Dridi’s friends and family warn that others may follow his lead if Tunisia’s authorities don’t wake up to their concerns and invest in impoverished inland regions.

Dridi had been selling strawberries on May 10 from the side of a road in the neglected town of Tebourba, just 30 kilometers from the capital Tunis, for three months when police approached him and his partner Wednesday and threatened to seize their merchandise for lack of permission to sell the fruit, Dridi told the Associated Press.

The police officers walked away, and returned 10 minutes later with three police cars, Dridi said.

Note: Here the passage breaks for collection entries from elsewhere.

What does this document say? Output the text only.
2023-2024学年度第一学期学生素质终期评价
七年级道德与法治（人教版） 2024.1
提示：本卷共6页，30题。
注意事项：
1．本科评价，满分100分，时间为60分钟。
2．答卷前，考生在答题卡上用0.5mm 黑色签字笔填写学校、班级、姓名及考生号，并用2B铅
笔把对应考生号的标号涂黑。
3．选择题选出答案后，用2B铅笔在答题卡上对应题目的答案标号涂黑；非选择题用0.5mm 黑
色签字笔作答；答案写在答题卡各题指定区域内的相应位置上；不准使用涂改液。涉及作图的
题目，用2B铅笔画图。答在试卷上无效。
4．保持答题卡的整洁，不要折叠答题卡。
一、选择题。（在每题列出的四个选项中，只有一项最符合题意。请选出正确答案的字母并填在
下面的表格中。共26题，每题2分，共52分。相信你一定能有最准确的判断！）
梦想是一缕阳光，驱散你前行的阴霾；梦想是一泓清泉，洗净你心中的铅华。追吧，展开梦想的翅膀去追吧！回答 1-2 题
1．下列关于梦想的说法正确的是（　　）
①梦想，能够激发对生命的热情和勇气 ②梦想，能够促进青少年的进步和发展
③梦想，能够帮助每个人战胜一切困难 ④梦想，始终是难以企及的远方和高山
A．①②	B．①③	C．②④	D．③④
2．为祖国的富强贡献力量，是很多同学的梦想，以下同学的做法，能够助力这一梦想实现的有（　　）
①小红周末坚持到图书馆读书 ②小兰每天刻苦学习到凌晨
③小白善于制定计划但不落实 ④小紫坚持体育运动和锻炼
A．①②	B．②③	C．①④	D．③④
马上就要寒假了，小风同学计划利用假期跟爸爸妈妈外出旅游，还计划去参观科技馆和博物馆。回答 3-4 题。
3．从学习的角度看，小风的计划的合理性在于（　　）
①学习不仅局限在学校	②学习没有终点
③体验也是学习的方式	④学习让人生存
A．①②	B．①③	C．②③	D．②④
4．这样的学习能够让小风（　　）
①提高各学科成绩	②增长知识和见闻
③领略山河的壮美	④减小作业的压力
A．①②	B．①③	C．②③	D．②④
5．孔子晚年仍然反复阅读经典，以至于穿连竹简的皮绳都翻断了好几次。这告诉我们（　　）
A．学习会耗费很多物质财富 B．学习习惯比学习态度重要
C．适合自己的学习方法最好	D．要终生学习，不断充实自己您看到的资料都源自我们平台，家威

“While we were putting the strawberries back in the cases, one of the officers turned over the tables and threw the fruit on the ground, before putting me and my friend in a car, slapping us and hitting us with truncheons,” he said, sitting on a foam mattress on the floor that serves as his bed.

“I was seeing red, and I could no longer control myself,” he continued. “That’s when I threw myself out of the car and went to the motorcycle of a friend who was nearby, where I founded in the storage compartment a bottle of gasoline that I poured on my body, and I lit a fire with a lighter.”

His friend Hichem Kharroubi quickly wrapped Dridi in a jacket and sprayed him with a fire extinguisher from a bus stopped nearby.

Anger at the police actions outraged local residents, who hurled stones at security forces, who in turn sprayed the crowd with tear gas. Protesters blocked the train tracks in anger. Dridi’s family has filed a legal complaint with local prosecutors. Local police wouldn’t comment on the incident.

The regional governor came to calm protesters and promised to address their concerns. Local officials came to see Dridi in the hospital and promised medicines, but Dridi says he has yet to see them.

His head and upper body are now covered in bandages, and he has difficulty moving after suffering second-degree burns to the face, neck and chest. The farmer who sold him the strawberries is still waiting to be paid, he says.

“I’m not a delinquent, a criminal, a smuggler. I am trying to earn a living,” he said, asking why police didn’t just issue him a fine.

Protesters in several regions of Tunisia are holding sit-ins and blocking roads out of anger at inflation and lack of job prospects, especially for educated young people. Tunisia’s president took the unusual measure of deploying the army last week to protect petroleum and phosphate facilities disrupted by the protests.

President Beji Caid Essebsi warned “the democratic process in Tunisia is seriously threatened,” and said protests must be “within the framework of the law.” Authorities don’t want to see a repeat of the unrest that followed fruit vendor Mohammad Bouazizi’s self-immolation in 2010.

Today’s protesters are skeptical of a government plan to allow magnates accused of corruption under the overthrown regime of President Zine al-Abidine Ben Ali to resume business activities, in exchange for reimbursing the state for ill-gotten gains. Protesters say it’s an effort to whitewash corruption, while the government says it’s a way to boost the atrophying economy.

Many youth in Dridi’s town are “lost, without work,” he said. “What happened to me could happen to anyone. People are awaiting the slightest spark to let out their frustration.”

As he spoke, his mother Dalila looked on in anguish. “When my son set himself on fire, I felt like it was me who was burning.”

Dridi, 31, was supporting his parents and siblings with his strawberry earnings. The police “demolished our whole family,” his mother said. “Who will provide us food now?”

Dridi’s friend Kharroubi, 26, threatened to do the same, and lamented, “The revolution brought us nothing.”